En Carta desde la fe

Hace ya algunos años, en una convivencia de preparación para la Confirmación, preguntamos a los chavales si tenían experiencia de Dios. Uno de ellos respondió afirmativamente. Cuando le preguntamos en qué consistía, él contó con toda sencillez: “Estaba pasándolo mal, traté de buscar ayuda en mis padres y mis amigos, pero no pude encontrarlos en ese momento; entonces, comencé a rezar y, al poco tiempo, me sentí acompañado y en paz”. Cuando terminó su relato, preguntó: “¿Esto es experiencia de Dios, verdad?”.

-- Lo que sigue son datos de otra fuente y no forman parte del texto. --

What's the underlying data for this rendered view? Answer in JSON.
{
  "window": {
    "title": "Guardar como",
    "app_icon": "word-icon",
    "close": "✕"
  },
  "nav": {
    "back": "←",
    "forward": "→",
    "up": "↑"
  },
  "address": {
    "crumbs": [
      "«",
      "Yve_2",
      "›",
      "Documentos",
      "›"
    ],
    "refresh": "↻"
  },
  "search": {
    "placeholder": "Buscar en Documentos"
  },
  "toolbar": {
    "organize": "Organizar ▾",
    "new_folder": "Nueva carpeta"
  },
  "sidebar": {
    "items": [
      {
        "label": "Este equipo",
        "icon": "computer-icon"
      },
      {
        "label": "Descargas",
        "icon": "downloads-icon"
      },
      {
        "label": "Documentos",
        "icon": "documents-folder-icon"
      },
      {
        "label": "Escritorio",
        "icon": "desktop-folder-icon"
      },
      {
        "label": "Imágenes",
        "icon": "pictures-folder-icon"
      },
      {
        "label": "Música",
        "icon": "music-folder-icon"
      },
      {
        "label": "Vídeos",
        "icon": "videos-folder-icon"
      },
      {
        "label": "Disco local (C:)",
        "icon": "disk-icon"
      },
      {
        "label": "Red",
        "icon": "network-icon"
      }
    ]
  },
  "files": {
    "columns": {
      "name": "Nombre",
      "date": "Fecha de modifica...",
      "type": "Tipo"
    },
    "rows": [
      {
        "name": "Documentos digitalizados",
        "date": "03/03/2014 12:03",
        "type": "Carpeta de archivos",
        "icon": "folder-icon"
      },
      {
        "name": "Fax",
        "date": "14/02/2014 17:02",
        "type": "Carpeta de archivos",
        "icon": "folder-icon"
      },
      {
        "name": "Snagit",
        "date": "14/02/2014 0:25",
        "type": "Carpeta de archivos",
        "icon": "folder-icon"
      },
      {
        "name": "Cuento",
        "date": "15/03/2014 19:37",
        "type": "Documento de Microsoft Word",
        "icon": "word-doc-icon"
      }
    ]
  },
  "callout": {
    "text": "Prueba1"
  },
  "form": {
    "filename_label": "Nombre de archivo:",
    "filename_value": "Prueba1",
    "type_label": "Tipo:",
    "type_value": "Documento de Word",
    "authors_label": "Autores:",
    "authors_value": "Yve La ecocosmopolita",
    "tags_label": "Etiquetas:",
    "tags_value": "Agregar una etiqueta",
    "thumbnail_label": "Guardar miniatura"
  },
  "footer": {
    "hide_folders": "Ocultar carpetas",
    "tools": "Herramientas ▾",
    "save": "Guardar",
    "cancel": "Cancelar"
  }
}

En efecto, tal como contaba este chaval, el paso de Dios por el alma se percibe, normalmente, a través de sus efectos concretos: la paz, la esperanza, la confianza, la capacidad para comprender y perdonar, el deseo de amar y la voluntad de servir… Dios no viene aparatosamente (cf. Lc 17,20); Dios es amor (1 Jn 4,8) y se manifiesta en el amor. La gran mística española Santa Teresa de Jesús lo afirmaba con toda claridad: “no está el amor de Dios en tener lágrimas… sino en servir con justicia, fortaleza de ánimo y humildad”. Por su parte, San Ignacio describía la consolación que Dios regala como un “aumento de esperanza, fe y caridad”. Dicho de otro modo: la auténtica oración cristiana nos mueve, desde dentro, a ser y a vivir como Jesús y con Jesús.

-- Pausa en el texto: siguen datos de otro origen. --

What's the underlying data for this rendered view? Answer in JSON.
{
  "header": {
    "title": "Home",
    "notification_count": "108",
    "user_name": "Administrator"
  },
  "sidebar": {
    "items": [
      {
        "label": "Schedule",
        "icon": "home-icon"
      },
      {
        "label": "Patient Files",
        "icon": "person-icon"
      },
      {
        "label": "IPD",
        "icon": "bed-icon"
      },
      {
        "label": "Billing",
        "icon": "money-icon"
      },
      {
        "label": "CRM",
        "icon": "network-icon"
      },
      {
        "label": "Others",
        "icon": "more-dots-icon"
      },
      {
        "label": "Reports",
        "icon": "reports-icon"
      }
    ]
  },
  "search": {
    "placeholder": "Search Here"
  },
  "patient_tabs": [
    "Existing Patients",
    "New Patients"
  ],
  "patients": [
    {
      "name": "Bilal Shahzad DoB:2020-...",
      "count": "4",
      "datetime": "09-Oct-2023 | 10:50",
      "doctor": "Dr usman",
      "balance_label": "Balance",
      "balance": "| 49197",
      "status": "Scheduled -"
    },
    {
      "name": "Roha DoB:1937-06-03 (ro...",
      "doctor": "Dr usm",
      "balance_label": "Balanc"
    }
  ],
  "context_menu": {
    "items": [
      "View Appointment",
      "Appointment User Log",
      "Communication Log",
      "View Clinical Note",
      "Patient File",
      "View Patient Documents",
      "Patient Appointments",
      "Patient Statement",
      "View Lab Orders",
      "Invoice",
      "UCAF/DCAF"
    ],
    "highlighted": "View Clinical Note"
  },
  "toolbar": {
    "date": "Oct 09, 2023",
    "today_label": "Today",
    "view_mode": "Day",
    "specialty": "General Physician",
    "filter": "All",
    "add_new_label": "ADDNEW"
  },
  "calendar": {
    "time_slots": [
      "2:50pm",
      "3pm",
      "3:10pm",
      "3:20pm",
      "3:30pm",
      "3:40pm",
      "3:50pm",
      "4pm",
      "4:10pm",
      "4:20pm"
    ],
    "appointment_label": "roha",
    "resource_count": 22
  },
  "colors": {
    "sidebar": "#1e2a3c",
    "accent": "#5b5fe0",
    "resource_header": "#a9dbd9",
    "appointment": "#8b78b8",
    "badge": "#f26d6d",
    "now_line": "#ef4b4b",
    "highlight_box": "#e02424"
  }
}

También es cierto que, a veces, Dios nos concede experiencias más sensibles e intensas de su presencia, que todos querríamos disfrutar cuando rezamos. Ese “toque de Dios” alegra el alma, más que todas las satisfacciones del mundo, y deja el corazón herido, herido de amor, cuando desaparece. Esta herida hizo gemir a San Juan de la Cruz: “¿Adónde te escondiste, Amado, y me dejaste con gemido? Como el ciervo huiste, habiéndome herido; salí tras ti clamando y eras ido”. Este dolor nos mantiene en tensión hasta que el alma se encuentre con su creador plena y definitivamente.

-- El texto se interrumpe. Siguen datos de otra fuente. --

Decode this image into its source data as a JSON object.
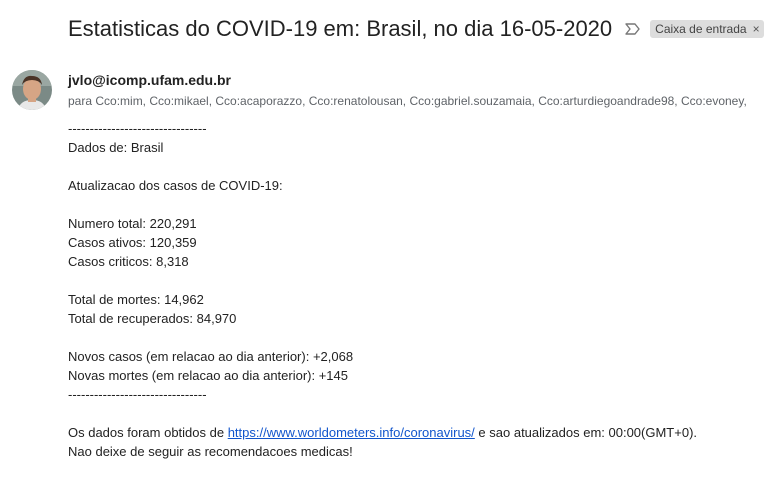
{
  "email": {
    "subject": "Estatisticas do COVID-19 em: Brasil, no dia 16-05-2020",
    "label": "Caixa de entrada",
    "label_close": "×",
    "sender": "jvlo@icomp.ufam.edu.br",
    "recipients": "para Cco:mim, Cco:mikael, Cco:acaporazzo, Cco:renatolousan, Cco:gabriel.souzamaia, Cco:arturdiegoandrade98, Cco:evoney,"
  },
  "body": {
    "separator_top": "--------------------------------",
    "dados": "Dados de: Brasil",
    "atualizacao": "Atualizacao dos casos de COVID-19:",
    "numero_total": "Numero total: 220,291",
    "casos_ativos": "Casos ativos: 120,359",
    "casos_criticos": "Casos criticos: 8,318",
    "total_mortes": "Total de mortes: 14,962",
    "total_recuperados": "Total de recuperados: 84,970",
    "novos_casos": "Novos casos (em relacao ao dia anterior): +2,068",
    "novas_mortes": "Novas mortes (em relacao ao dia anterior): +145",
    "separator_bottom": "--------------------------------",
    "source_prefix": "Os dados foram obtidos de ",
    "source_link": "https://www.worldometers.info/coronavirus/",
    "source_suffix": " e sao atualizados em: 00:00(GMT+0).",
    "closing": "Nao deixe de seguir as recomendacoes medicas!"
  },
  "colors": {
    "link": "#1155cc",
    "chip_bg": "#dddddd",
    "meta_text": "#5f6368"
  },
  "icons": [
    "important-marker-icon",
    "close-icon",
    "avatar"
  ]
}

La experiencia de Dios puede ser más o menos gustosa, más o menos contemplativa, según la sensibilidad y el momento vital de cada uno. En todo caso, tener experiencia de Dios y cuidar nuestra relación con Él es decisivo, en las circunstancias en las que nos toca vivir, si queremos seguir siendo cristianos. Como decía el teólogo Karl Rahner: “el cristiano del futuro o será un místico o no será”. Los hombres y mujeres de nuestro tiempo no podemos aceptar la fe solo como una tradición heredada de la familia. Es preciso experimentar que la cercanía de Dios nos ayuda a amar, a afrontar las dificultades, a trabajar por los más indefensos, a vivir de verdad. Sólo así podremos superar las ideologías que afirman que la religión aliena, infantiliza, justifica injusticias y recorta la felicidad y la libertad. Por estas razones, os animo encarecidamente a cuidar vuestra relación con Dios.

Os envío a todos un saludo muy cordial, en el Señor.